Das Tierversuchslabor von Boehringer ist nur ein Beispiel von vielen.
Hannover ist eine Tierversuchshochburg in Deutschland. In vielen Instituten der Medizinischen Hochschule, der Tierärztlichen Hochschule sowie der Universität und dem Frauenhofer-Institut für Toxologie und Aerosolforschung fallen Tiere der wissenschaftlichen Forschung in Tierversuchen zum Opfer.
Das Tiere für die Pharmaindustie in Tierversuchen benutzt, verbraucht und getötet werden ist in unserer Gesellschaft Normalität.

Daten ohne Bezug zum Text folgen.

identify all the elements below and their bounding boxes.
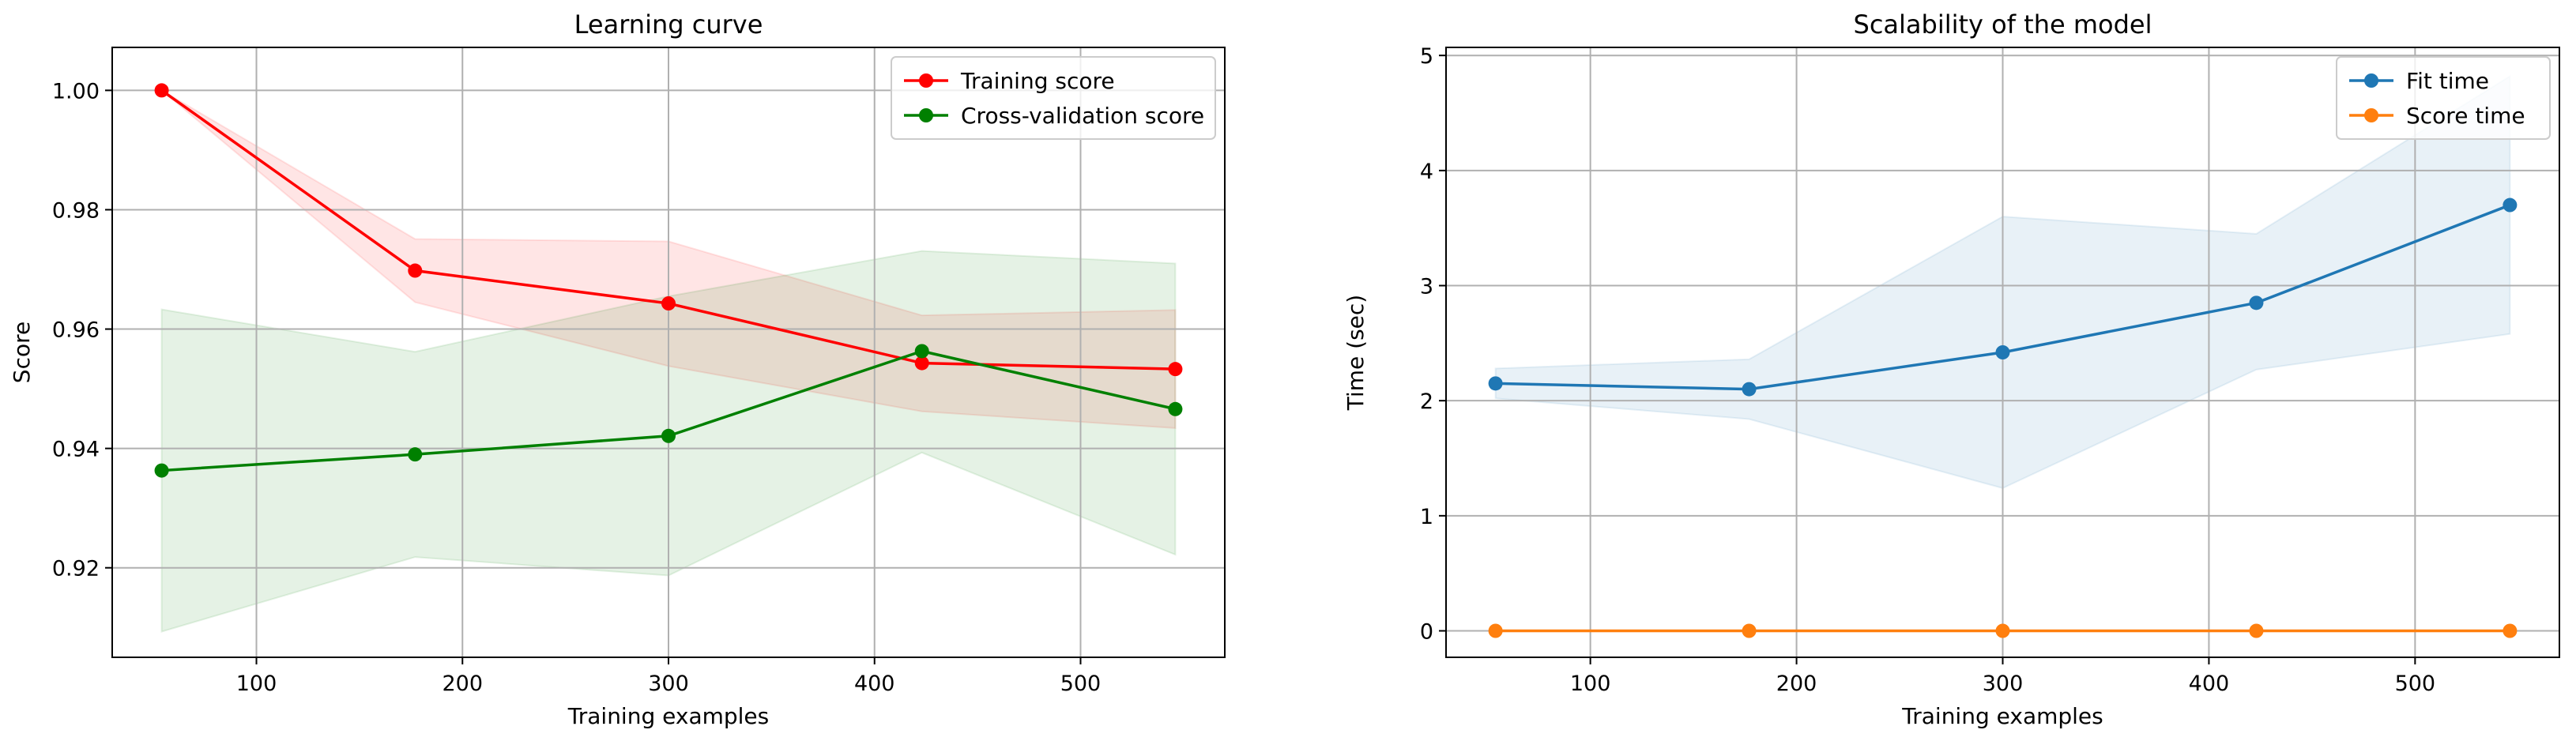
scalability-xlabel: Training examples: [1901, 703, 2103, 729]
learning-curve-ticks: 100 200 300 400 500 0.92 0.94 0.96 0.98 1.00: [52, 79, 1101, 696]
scalability-legend-box: [2336, 56, 2551, 140]
scalability-title: Scalability of the model: [1854, 9, 2152, 40]
scalability-xtick-label-1: 200: [1776, 672, 1817, 696]
learning-curve-point-0-3: [914, 356, 929, 371]
learning-curve-legend-marker-0: [919, 73, 933, 88]
learning-curve-point-1-2: [661, 428, 676, 443]
learning-curve-xtick-label-4: 500: [1060, 672, 1102, 696]
learning-curve-ytick-label-3: 0.98: [52, 198, 100, 223]
scalability-ylabel: Time (sec): [1343, 295, 1369, 411]
learning-curve-point-0-4: [1168, 362, 1183, 377]
scalability-legend-marker-0: [2364, 73, 2378, 88]
learning-curve-point-1-0: [154, 463, 169, 478]
learning-curve-legend-marker-1: [919, 108, 933, 122]
learning-curve-legend-label-0: Training score: [960, 68, 1115, 94]
scalability-point-1-4: [2503, 623, 2518, 638]
learning-curve-xtick-label-2: 300: [648, 672, 689, 696]
scalability-ytick-label-2: 2: [1420, 389, 1433, 414]
learning-curve-xtick-label-1: 200: [442, 672, 483, 696]
learning-curve-point-1-1: [408, 447, 423, 462]
scalability-legend-marker-1: [2364, 108, 2378, 122]
scalability-xtick-label-3: 400: [2189, 672, 2230, 696]
learning-curve-point-0-1: [408, 263, 423, 278]
scalability-ytick-label-0: 0: [1420, 619, 1433, 644]
learning-curve-title: Learning curve: [574, 9, 763, 40]
learning-curve-lines: [154, 83, 1183, 478]
scalability-ytick-label-5: 5: [1420, 44, 1433, 69]
scalability-point-0-2: [1995, 345, 2010, 359]
scalability-point-1-3: [2249, 623, 2264, 638]
scalability-point-0-1: [1742, 382, 1757, 397]
learning-curve-legend: Training score Cross-validation score: [891, 56, 1216, 140]
scalability-point-1-2: [1995, 623, 2010, 638]
scalability-ytick-label-1: 1: [1420, 505, 1433, 529]
scalability-point-1-0: [1488, 623, 1503, 638]
learning-curve-point-0-0: [154, 83, 169, 98]
learning-curve-xtick-label-3: 400: [854, 672, 895, 696]
learning-curve-ytick-label-2: 0.96: [52, 318, 100, 343]
learning-curve-ytick-label-4: 1.00: [52, 79, 100, 103]
scalability-chart: 100 200 300 400 500 0 1 2 3 4 5 Scalability of the…: [1343, 9, 2560, 729]
scalability-ticks: 100 200 300 400 500 0 1 2 3 4 5: [1420, 44, 2435, 696]
learning-curve-point-1-4: [1168, 401, 1183, 416]
learning-curve-chart: 100 200 300 400 500 0.92 0.94 0.96 0.98 1.00 Lear…: [9, 9, 1226, 729]
scalability-xtick-label-0: 100: [1570, 672, 1611, 696]
scalability-point-0-4: [2503, 198, 2518, 213]
learning-curve-legend-box: [891, 56, 1216, 140]
learning-curve-point-0-2: [661, 296, 676, 311]
scalability-ytick-label-4: 4: [1420, 160, 1433, 184]
scalability-point-0-0: [1488, 376, 1503, 391]
learning-curve-point-1-3: [914, 344, 929, 359]
scalability-legend-label-1: Score time: [2406, 103, 2525, 129]
learning-curve-plot-frame: [111, 47, 1226, 658]
scalability-plot-frame: [1445, 47, 2560, 658]
learning-curve-xtick-label-0: 100: [236, 672, 277, 696]
scalability-xtick-label-4: 500: [2395, 672, 2436, 696]
scalability-xtick-label-2: 300: [1983, 672, 2024, 696]
scalability-lines: [1488, 198, 2518, 638]
scalability-legend: Fit time Score time: [2336, 56, 2551, 140]
learning-curve-ytick-label-0: 0.92: [52, 557, 100, 581]
scalability-legend-label-0: Fit time: [2406, 68, 2489, 94]
learning-curve-ytick-label-1: 0.94: [52, 438, 100, 462]
scalability-ytick-label-3: 3: [1420, 275, 1433, 299]
learning-curve-ylabel: Score: [9, 322, 35, 383]
learning-curve-xlabel: Training examples: [567, 703, 770, 729]
learning-curve-legend-label-1: Cross-validation score: [961, 103, 1204, 129]
scalability-point-0-3: [2249, 295, 2264, 310]
scalability-point-1-1: [1742, 623, 1757, 638]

Boehringer ist dabei nur exemplarisch zu betrachten , und im Kontext mit anderen Unternehmen zu sehen, denen es in erster Linie um das Erwirtschaften von Profiten geht.
Das Boehringer keine Rücksicht auf Mensch, Tier und Umwelt nehmen um sein Profit zu maximieren, das hat die Politik des Konzerns in der Vergangenheit bewiesen. So lieferte Böhringer einen wichtigen Bestandteil zur Herstellung des in Vietnam eingesetzen Entlaubungsmittel „Agent Orange“, dessen verheerenden Folgen ja bekannt sind.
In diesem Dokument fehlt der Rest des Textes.